29. Second, we must continue to develop – driving economic growth, opening us up to investment and increasing opportunity. But we must also ensure that growth is driven by good governance.
30. And that leads me to the third point – because we will need good governance, transparency and accountability to take us forward and to drive the change we need.
31. But, our region is fast becoming one of the most dynamic and successful in the world. The ASEAN-China Free Trade Agreement is the third largest of its kind and covers nearly a third of the global population.
32. And whilst Western economies are still struggling to overcome the economic crisis and to regain their global dominance, ASEAN is making great strides forward. Trade between ASEAN and China for the first 8 months of last year was 185.4 billion US dollars, 47 percent higher than the volume for the same period of 2009.

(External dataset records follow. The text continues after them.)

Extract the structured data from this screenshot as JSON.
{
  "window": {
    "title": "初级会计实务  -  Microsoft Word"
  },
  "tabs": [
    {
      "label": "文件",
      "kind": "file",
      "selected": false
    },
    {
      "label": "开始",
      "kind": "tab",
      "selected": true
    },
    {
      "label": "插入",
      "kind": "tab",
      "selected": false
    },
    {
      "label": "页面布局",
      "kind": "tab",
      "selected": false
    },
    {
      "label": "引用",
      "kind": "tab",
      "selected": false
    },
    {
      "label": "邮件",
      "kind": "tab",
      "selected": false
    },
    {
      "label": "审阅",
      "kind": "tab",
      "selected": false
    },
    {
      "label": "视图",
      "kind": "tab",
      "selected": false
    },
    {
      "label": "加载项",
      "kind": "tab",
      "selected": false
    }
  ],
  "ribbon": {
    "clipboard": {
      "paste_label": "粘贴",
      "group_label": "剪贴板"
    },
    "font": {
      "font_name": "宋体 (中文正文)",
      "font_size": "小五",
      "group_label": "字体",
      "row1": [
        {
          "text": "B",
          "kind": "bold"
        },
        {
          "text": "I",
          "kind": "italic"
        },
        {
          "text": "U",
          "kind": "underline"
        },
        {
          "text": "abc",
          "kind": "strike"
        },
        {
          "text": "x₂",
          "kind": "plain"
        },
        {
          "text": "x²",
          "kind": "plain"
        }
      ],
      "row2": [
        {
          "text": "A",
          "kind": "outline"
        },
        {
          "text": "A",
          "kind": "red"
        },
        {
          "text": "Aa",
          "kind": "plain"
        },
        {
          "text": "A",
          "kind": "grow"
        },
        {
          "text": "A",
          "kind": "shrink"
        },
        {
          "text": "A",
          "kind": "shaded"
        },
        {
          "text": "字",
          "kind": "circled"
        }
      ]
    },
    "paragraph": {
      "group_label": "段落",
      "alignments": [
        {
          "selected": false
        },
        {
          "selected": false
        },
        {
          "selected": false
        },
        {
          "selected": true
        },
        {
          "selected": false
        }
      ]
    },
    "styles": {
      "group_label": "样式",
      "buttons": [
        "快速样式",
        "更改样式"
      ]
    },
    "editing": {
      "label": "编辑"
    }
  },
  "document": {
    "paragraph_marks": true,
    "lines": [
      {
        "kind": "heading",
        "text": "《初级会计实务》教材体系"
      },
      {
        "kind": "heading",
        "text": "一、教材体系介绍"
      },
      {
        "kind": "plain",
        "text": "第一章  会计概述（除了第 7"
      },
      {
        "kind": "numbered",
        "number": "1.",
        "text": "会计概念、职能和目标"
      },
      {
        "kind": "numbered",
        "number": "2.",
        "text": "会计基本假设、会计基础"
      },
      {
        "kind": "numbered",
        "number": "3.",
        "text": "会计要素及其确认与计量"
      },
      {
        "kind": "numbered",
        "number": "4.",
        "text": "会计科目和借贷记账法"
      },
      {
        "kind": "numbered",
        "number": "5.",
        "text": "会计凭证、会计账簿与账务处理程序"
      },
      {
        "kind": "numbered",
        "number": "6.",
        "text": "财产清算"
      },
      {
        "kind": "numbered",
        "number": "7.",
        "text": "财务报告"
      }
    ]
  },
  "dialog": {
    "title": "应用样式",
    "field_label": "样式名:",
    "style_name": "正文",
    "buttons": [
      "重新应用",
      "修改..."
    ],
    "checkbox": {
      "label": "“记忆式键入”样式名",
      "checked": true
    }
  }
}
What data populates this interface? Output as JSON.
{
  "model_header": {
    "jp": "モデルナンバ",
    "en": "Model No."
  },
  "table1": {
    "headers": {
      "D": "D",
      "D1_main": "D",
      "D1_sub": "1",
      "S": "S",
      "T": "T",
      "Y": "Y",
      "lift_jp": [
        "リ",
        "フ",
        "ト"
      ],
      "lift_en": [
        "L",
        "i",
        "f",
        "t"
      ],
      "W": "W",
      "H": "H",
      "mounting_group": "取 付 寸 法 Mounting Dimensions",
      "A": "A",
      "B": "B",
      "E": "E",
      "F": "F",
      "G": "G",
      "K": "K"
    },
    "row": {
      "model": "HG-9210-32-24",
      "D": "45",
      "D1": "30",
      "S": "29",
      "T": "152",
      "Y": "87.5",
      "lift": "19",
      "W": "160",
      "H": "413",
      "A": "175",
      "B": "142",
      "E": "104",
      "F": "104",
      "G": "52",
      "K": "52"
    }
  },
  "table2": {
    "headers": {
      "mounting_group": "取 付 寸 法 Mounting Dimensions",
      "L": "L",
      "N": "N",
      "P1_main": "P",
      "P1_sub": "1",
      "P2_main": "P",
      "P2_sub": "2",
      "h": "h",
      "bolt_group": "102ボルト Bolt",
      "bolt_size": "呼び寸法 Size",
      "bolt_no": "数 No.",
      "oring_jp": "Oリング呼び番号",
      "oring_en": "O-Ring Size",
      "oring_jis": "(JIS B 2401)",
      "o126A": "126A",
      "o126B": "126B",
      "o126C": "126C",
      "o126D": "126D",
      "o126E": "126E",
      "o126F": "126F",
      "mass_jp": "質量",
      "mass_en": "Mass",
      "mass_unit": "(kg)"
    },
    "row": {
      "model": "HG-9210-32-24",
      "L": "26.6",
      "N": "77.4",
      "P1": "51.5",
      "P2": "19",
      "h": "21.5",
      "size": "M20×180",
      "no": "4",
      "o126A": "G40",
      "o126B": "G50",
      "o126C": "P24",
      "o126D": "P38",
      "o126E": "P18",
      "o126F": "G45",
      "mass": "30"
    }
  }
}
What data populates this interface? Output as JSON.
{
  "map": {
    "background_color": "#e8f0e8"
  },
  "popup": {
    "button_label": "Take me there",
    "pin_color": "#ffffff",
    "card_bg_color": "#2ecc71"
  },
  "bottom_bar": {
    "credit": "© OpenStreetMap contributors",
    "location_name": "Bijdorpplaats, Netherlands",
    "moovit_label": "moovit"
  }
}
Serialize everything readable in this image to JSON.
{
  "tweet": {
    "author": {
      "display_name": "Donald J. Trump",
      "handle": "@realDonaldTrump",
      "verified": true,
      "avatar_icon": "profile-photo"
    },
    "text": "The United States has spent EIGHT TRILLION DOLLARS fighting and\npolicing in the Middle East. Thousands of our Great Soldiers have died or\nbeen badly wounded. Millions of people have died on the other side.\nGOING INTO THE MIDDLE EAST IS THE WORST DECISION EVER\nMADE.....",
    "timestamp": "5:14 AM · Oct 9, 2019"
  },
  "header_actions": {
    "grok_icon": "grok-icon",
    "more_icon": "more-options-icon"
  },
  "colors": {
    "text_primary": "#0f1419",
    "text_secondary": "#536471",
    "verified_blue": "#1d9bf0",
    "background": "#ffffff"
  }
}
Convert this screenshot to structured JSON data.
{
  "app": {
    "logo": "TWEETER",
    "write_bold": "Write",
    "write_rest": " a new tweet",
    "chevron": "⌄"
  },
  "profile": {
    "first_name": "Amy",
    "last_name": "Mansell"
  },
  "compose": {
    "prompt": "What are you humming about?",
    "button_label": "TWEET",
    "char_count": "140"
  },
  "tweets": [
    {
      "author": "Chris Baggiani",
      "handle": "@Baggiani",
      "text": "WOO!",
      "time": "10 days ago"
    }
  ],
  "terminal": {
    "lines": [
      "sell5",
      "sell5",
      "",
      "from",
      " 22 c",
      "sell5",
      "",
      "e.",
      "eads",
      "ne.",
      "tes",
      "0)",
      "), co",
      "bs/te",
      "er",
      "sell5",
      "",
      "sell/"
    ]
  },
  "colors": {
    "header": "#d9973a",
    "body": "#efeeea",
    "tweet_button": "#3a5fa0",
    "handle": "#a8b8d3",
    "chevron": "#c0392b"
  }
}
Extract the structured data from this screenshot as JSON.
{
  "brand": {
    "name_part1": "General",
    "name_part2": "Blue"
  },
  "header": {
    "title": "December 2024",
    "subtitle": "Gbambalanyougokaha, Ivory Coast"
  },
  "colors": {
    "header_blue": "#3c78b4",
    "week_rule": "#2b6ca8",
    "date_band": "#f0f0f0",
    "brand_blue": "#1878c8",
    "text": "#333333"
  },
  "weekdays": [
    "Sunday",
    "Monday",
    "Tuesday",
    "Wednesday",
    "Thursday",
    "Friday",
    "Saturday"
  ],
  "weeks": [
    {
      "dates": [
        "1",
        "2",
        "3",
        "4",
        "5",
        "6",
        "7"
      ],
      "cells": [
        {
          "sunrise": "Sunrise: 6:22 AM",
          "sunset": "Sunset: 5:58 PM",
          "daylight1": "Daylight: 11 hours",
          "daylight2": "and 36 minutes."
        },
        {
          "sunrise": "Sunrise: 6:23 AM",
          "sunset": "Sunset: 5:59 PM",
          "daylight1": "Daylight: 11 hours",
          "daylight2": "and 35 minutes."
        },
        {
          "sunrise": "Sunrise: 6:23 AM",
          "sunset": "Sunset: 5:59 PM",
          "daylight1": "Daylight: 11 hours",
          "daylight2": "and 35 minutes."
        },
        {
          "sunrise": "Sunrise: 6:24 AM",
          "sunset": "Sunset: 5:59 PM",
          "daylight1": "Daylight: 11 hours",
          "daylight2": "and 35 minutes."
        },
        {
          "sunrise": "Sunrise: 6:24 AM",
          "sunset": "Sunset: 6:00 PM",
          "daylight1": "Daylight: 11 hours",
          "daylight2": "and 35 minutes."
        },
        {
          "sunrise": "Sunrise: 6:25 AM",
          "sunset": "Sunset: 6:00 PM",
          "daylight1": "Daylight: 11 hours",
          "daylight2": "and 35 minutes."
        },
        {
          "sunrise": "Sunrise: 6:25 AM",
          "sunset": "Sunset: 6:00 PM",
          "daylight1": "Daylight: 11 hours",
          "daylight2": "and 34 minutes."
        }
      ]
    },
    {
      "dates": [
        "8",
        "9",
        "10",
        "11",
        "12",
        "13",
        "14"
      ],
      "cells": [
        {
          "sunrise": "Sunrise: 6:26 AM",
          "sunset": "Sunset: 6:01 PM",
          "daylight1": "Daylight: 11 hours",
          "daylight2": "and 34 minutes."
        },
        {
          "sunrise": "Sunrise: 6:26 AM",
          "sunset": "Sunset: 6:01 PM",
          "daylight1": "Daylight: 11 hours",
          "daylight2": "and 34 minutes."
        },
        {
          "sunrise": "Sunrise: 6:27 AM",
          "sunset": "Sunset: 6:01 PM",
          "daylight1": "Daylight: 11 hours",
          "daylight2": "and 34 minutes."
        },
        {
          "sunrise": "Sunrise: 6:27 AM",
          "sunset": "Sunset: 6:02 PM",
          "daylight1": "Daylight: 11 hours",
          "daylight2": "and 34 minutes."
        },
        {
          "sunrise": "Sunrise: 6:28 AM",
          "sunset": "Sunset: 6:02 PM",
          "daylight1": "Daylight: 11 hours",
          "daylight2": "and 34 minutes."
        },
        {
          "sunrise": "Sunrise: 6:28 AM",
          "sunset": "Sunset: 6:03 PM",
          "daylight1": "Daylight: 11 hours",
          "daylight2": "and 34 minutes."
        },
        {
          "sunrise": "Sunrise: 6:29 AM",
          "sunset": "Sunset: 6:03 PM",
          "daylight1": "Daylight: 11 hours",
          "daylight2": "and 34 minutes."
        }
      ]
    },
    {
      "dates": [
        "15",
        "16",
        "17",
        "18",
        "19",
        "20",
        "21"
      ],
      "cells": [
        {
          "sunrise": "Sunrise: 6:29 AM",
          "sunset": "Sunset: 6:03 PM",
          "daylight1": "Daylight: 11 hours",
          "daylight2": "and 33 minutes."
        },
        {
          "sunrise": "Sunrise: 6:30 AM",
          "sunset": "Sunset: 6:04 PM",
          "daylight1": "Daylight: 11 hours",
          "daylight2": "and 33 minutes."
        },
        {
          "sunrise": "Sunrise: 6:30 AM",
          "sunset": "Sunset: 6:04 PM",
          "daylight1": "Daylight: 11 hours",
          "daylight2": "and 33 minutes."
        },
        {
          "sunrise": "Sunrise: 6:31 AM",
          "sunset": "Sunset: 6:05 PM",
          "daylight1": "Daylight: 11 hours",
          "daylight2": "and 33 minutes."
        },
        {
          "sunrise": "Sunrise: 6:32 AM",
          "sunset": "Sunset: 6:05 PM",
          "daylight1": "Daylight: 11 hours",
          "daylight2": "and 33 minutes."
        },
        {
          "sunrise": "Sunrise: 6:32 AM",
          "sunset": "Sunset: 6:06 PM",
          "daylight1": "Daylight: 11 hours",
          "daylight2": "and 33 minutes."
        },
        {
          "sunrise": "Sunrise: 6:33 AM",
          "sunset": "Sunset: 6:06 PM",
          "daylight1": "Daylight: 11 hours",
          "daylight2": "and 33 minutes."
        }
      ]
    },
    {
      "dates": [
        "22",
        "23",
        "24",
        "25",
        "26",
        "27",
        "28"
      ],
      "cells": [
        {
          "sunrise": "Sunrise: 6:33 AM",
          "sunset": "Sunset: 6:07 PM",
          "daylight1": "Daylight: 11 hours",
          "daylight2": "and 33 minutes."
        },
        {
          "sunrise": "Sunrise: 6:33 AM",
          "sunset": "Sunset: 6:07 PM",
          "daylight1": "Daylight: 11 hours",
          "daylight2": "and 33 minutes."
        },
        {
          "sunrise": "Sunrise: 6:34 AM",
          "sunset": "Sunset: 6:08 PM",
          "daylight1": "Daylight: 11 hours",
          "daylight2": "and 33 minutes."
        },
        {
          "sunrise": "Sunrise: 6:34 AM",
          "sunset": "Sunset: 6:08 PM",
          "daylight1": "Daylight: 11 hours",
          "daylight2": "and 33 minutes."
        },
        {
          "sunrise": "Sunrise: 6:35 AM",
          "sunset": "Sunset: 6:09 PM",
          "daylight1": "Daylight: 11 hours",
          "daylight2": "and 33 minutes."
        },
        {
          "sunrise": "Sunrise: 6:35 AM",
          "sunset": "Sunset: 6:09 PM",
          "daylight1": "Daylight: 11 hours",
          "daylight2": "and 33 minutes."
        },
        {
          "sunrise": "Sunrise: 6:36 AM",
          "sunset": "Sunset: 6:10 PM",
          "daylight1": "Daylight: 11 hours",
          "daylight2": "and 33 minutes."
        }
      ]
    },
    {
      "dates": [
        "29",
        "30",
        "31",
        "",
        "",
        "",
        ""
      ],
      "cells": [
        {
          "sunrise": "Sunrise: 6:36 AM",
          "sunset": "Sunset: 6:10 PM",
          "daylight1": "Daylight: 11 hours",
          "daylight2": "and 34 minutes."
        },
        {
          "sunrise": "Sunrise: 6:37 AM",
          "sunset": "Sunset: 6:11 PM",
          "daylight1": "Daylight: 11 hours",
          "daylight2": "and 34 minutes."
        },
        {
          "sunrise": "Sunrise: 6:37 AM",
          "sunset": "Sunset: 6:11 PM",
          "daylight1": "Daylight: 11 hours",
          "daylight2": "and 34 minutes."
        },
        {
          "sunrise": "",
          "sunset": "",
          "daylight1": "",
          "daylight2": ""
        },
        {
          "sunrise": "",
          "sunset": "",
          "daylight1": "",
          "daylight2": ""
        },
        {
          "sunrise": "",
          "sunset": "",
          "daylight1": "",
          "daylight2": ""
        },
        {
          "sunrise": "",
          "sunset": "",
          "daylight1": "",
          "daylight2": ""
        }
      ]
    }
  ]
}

33. So we are a region of profound potential and we should aspire to do more. We should aspire to rival Europe, to rival even some of the best of the world, such as China and the United States.
34. I have no doubt that under the astute leadership of H.E. President Susilo Bambang Yudhoyono and the Indonesian Chairmanship, our region will continue to grow in stature within the world economy.
35. So once again, let me thank the Government of Indonesia for their hospitality in hosting the 18th ASEAN Summit. Let me also thank the ASEAN Secretariat, KADIN and ASLI for organising today’s event. I wish all of you a successful Forum.